Hayward's Resignation Inevitable After BP Spill Undermined Safety Pledge

Tony Hayward’s resignation became inevitable after the worst oil spill in U.S. history jeopardized BP Plc’s independence and wiped 45 billion pounds ($70 billion) off the company’s value.

A geologist who joined BP in 1982, Hayward will be replaced as chief executive officer by U.S.-born Robert Dudley, the company said today. Dudley, the former head of BP’s Russian unit and in charge of the Gulf of Mexico cleanup, will take the helm on Oct. 1.

Hayward, 53, had faced rising public anger and attacks from lawmakers over his handling of the leak, triggered by the April 20 explosion on the Deepwater Horizon rig, which killed 11 workers. A series of public relations blunders in which he played down the impact of the spill as “relatively tiny” and said he wanted his “life back” did little to restore his reputation.

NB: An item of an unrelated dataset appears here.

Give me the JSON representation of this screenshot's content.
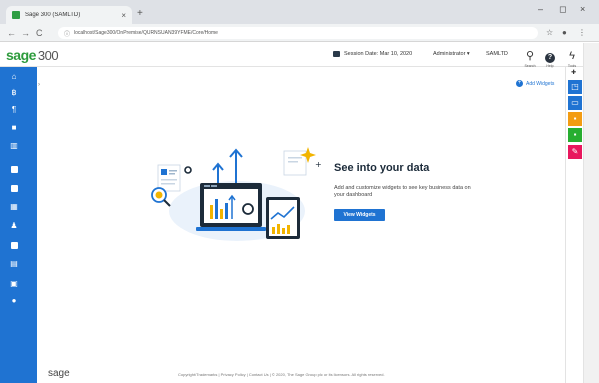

“This is a good oil man who’s fallen on the PR hurdle, rather than a bad oil man who’s being paid for failure,” said Nick McGregor, an investment manager at Redmayne-Bentley Stockbrokers in London.

After taking over from John Browne in 2007, Hayward pledged a “laser like focus” on safety in the wake of a number of accidents, including a deadly 2005 explosion at a Texas City refinery. Before the leak, he oversaw a 16 percent gain in BP’s shares and new projects that saw the company overtake Exxon Mobil Corp. in terms of output for the same time.

At the height of the crisis in June, investors drove BP’s share price down to a 14-year low and bondholders priced in more than 40 percent odds of bankruptcy as the company’s image deteriorated and costs mounted. The company’s plunge prompted speculation that it may become a takeover target.

‘Hated and Clueless’

The New York Daily News said Hayward was “the most hated -- and clueless -- man in America.” U.S. President Barack Obama said he would have fired Hayward, while White House Chief of Staff Rahm Emanuel said on ABC in June that “Tony Hayward isn’t going to have a second career in PR consulting.”

Under pressure from the U.S., the company set up a $20 billion fund to pay for the cleanup and provide money for people hurt by the disaster. BP also canceled three quarters of dividend and pledged to sell $10 billion in assets to ensure it has enough cash.

BP announced a record quarterly loss of $17.2 billion today after writing off the projected costs of paying for the spill.

Hayward will get a pension fund, worth 10.8 million pounds ($16.8 million) at the end of last year, as well as a year’s salary of about 1 million pounds.

Hayward isn’t the first CEO of BP to quit under a cloud. Browne resigned after losing a battle to stop a newspaper from publishing details about his private life in 2007, while Robert Horton stepped aside in 1992 after poor financial results.

Runaway Well

With the runaway well now sealed using a temporary cap and BP on schedule to permanently plug it with cement next month, analysts said it was good time for Hayward to go.

“Hayward’s doing a great job but the board needs to get BP’s reputation back,” said Peter Hitchens, an analysts at London-based Panmure Gordon & Co. “Having an American should lessen some of the xenophobia that’s out there and Dudley’s a perfectly capable manager.”

The eldest of seven children, Hayward was born in Slough, 25 miles west of London. He studied in Birmingham and then in Edinburgh, earning a Ph.D. in geology in 1982.

That same year he joined BP after an invitation from then- Chief Geologist David Jenkins. Hayward worked in Aberdeen, Scotland, as a rig geologist and was part of the team that discovered the Miller field in the North Sea. He joined Browne’s office in 1990 after they met at a conference in Arizona, and the two worked on BP’s takeover of Amoco Corp. and Atlantic Richfield Co.

On the Board

After assignments in France, China, Colombia and Venezuela, he returned to London in 1997 as a director of BP Exploration, the biggest unit. Two years later, he was named group vice president and was elected to the board in 2003.

On getting the top job, Hayward’s task was to improve safety after the Texas refinery accident and an oil spill in Alaska the following year. The refinery blast, which killed 15 people, led to a legal battle between victims’ families and BP.

The Deepwater Horizon disaster means his successor will have to start from scratch in rebuilding the company’s reputation.